My Favorite Microbes Spur Cosmic Reflections on Life in the Universe
BOSTON
NASA'S announcement that traces of Martian bacteria landed on Earth 13,000 years ago is a great summer science story. It fires the mind to imagine larger realms - at a time when Americans are already immersed in "Independence Day" extraterrestrials, "X Files," and other interplanetary ruminations.
The refrain "Are we alone in the universe?" is the talk - even if newly discovered shapes that "resemble some forms of fossilized filamentous bacteria" have not uttered the famous alien request, "Take me to your leader."
Yet whether the discovery is truly "stunning," as President Clinton stated in tones reminiscent of John F. Kennedy planning a moon visit, is not yet determined. Even if confirmed as a bona fide Martian being - albeit a primitive, single-celled one - many scientists say the find likely won't lead to a radical reappraisal of life as we know it.
For one thing, bacteria traces found in a meteorite by a NASA team are similar to those found on Earth. Such microbes are said to have emerged on Earth 200 million years after the planet was formed. Higher intelligence took 3 billion more years to emerge. Hence, the find is not comparable to the profound stir that would be caused if evidence of higher order life were found - traces, say, of a hypothetical Martian Neanderthal skeleton.
"These little straws of information really get whipped up into something big," says Owen Gingerich, a professor at the Harvard-Smithsonian Center for Astrophysics. "If real, they are interesting and allow for questioning. Still, between microorganisms and intelligent life there is an enormous gulf."
The bacterial microbe is found in the most ancient geologic formations on Earth; Earth's rocks are "teeming with them," says one scientist. This has led to speculation that in the 3 billion years available, the microbe could have originated on Earth, been jarred loose, got caught in the Mars orbit, only to have been sent packing back to Earth during a Martian surface disturbance. "If a microbe could find its way here, it could also find its way there," Dr. Gingerich says.

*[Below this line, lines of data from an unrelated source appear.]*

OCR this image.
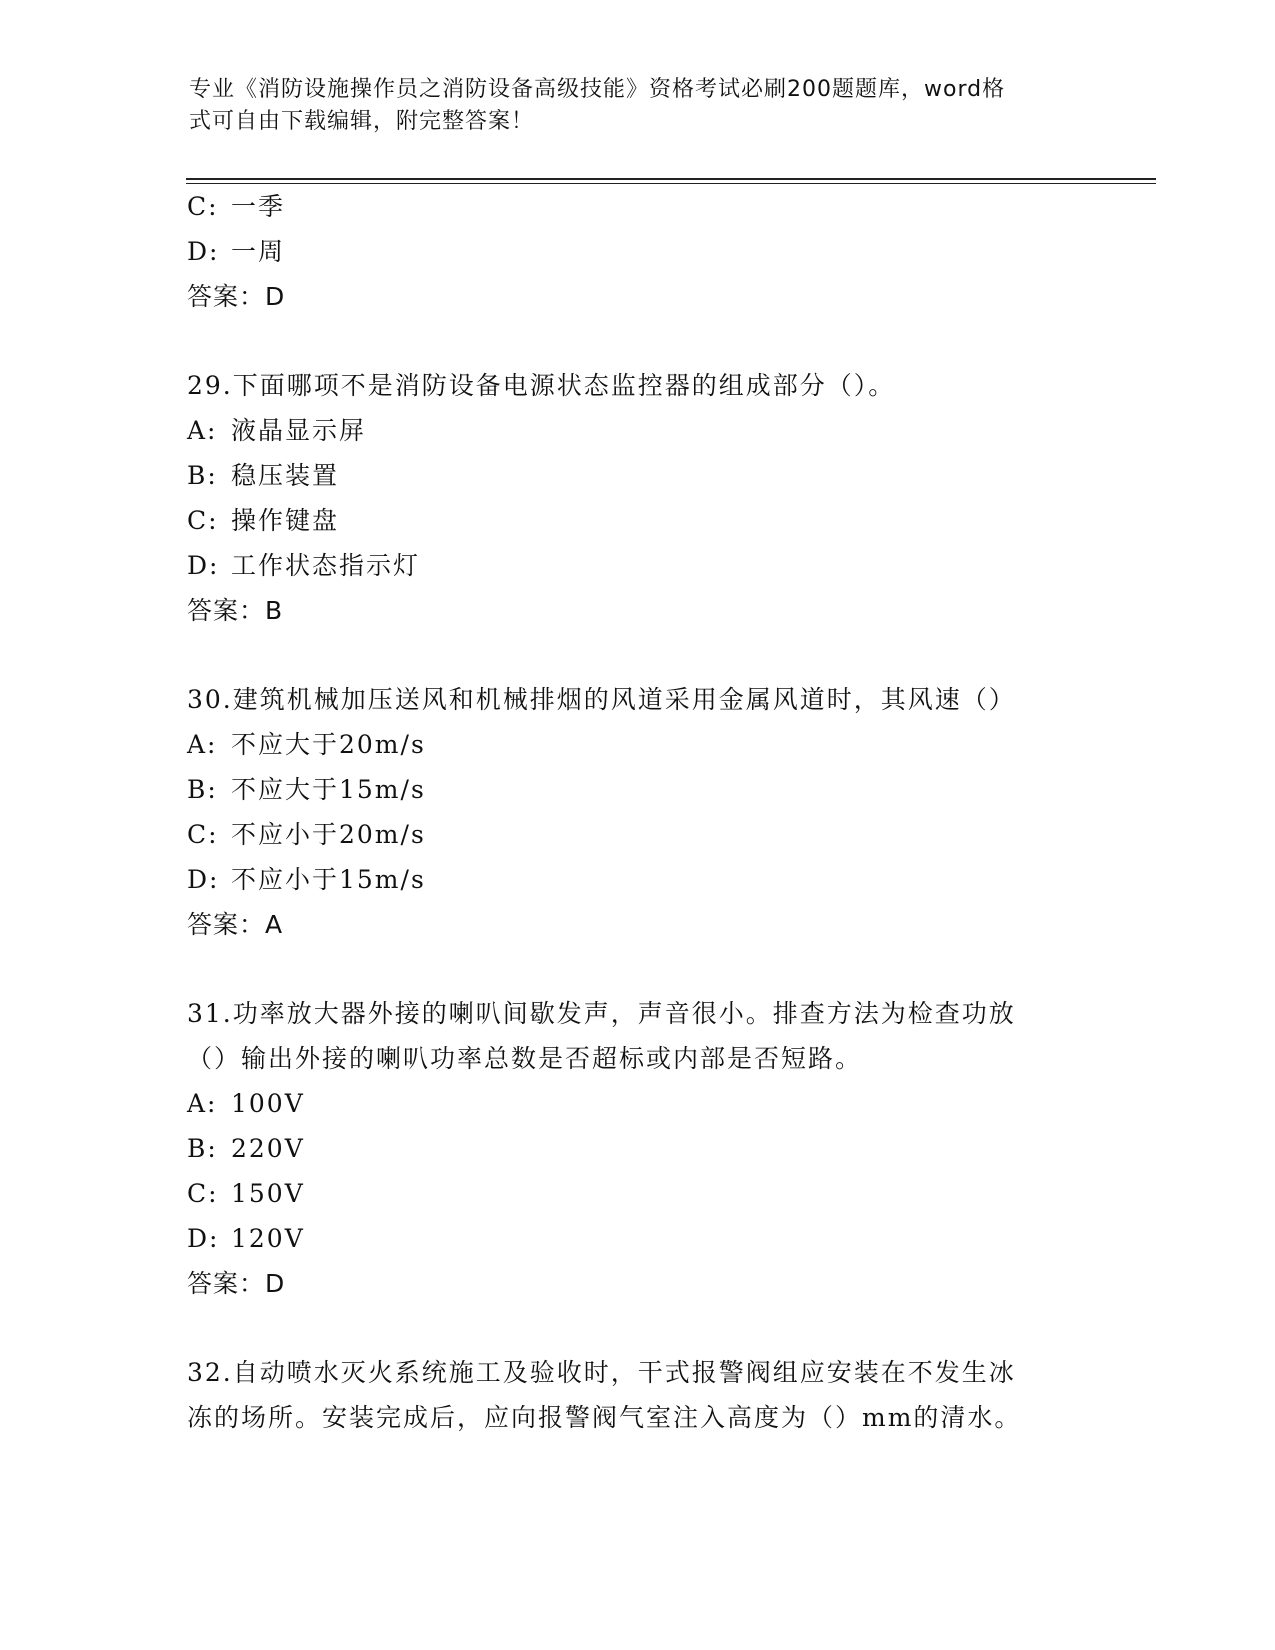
专业《消防设施操作员之消防设备高级技能》资格考试必刷200题题库，word格
式可自由下载编辑，附完整答案！
C: 一季
D: 一周
答案：D
29.下面哪项不是消防设备电源状态监控器的组成部分（）。
A: 液晶显示屏
B: 稳压装置
C: 操作键盘
D: 工作状态指示灯
答案：B
30.建筑机械加压送风和机械排烟的风道采用金属风道时，其风速（）
A: 不应大于20m/s
B: 不应大于15m/s
C: 不应小于20m/s
D: 不应小于15m/s
答案：A
31.功率放大器外接的喇叭间歇发声，声音很小。排查方法为检查功放
（）输出外接的喇叭功率总数是否超标或内部是否短路。
A: 100V
B: 220V
C: 150V
D: 120V
答案：D
32.自动喷水灭火系统施工及验收时，干式报警阀组应安装在不发生冰
冻的场所。安装完成后，应向报警阀气室注入高度为（）mm的清水。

In recent years, the discovery of several planets that circle stars, just as the Earth orbits the sun, has led to speculation and excitement about intelligent life elsewhere. No objective proof of higher life has been discovered. About half of the astrophysics community does believe in forms of higher intelligence in the universe. Biologists and evolutionists, however, are more skeptical.
Physicists and astronomers work to reduce nature to simple and elegant forms, and often argue that to assume that in the vast realm of space time there is no other higher form of life is limited and arrogant. But biologists, who thrive on the examination of the complexity of life forms, tend to ask for more proof.
Some scientists warn that great expectations in highly touted new discoveries sometimes don't pan out. In the 1950s, for example, scientists Harold Urey and Stanley Miller created a sensation by devising an enclosed primordial terrestrial atmosphere and running a spark of electricity through it for a week. The result was a kind of modified amino acid, which many scientists thought would lead to a revolution in the understanding of evolution, though that did not prove to be the case.
THE question of higher forms of life or consciousness in the universe may not be answered by a microbe trace. But some thinkers say the discovery may lead to further awareness of how little human beings do know and perceive. Physicists sometimes tell their students to imagine a dog contemplating the work of Isaac Newton or Albert Einstein. Then they remind pupils that, to forms of higher intelligence, humans may seem a bit like the dog, not fully grasping the deeper principles of existence.
Gingerich, for example, remains philosophical about discovering higher intelligence, noting that human civilization on Earth has lasted only several thousand years. In a universe billions of years old, that's minuscule. "We may have missed other civilizations, or they have missed us, since in the order of magnitude we are talking about, a thousand years is just a drop in time."
But possible life on Mars is capturing the imagination. One Boston youth this week, when told of the discovery, asked his father: "Dad, is anything possible?"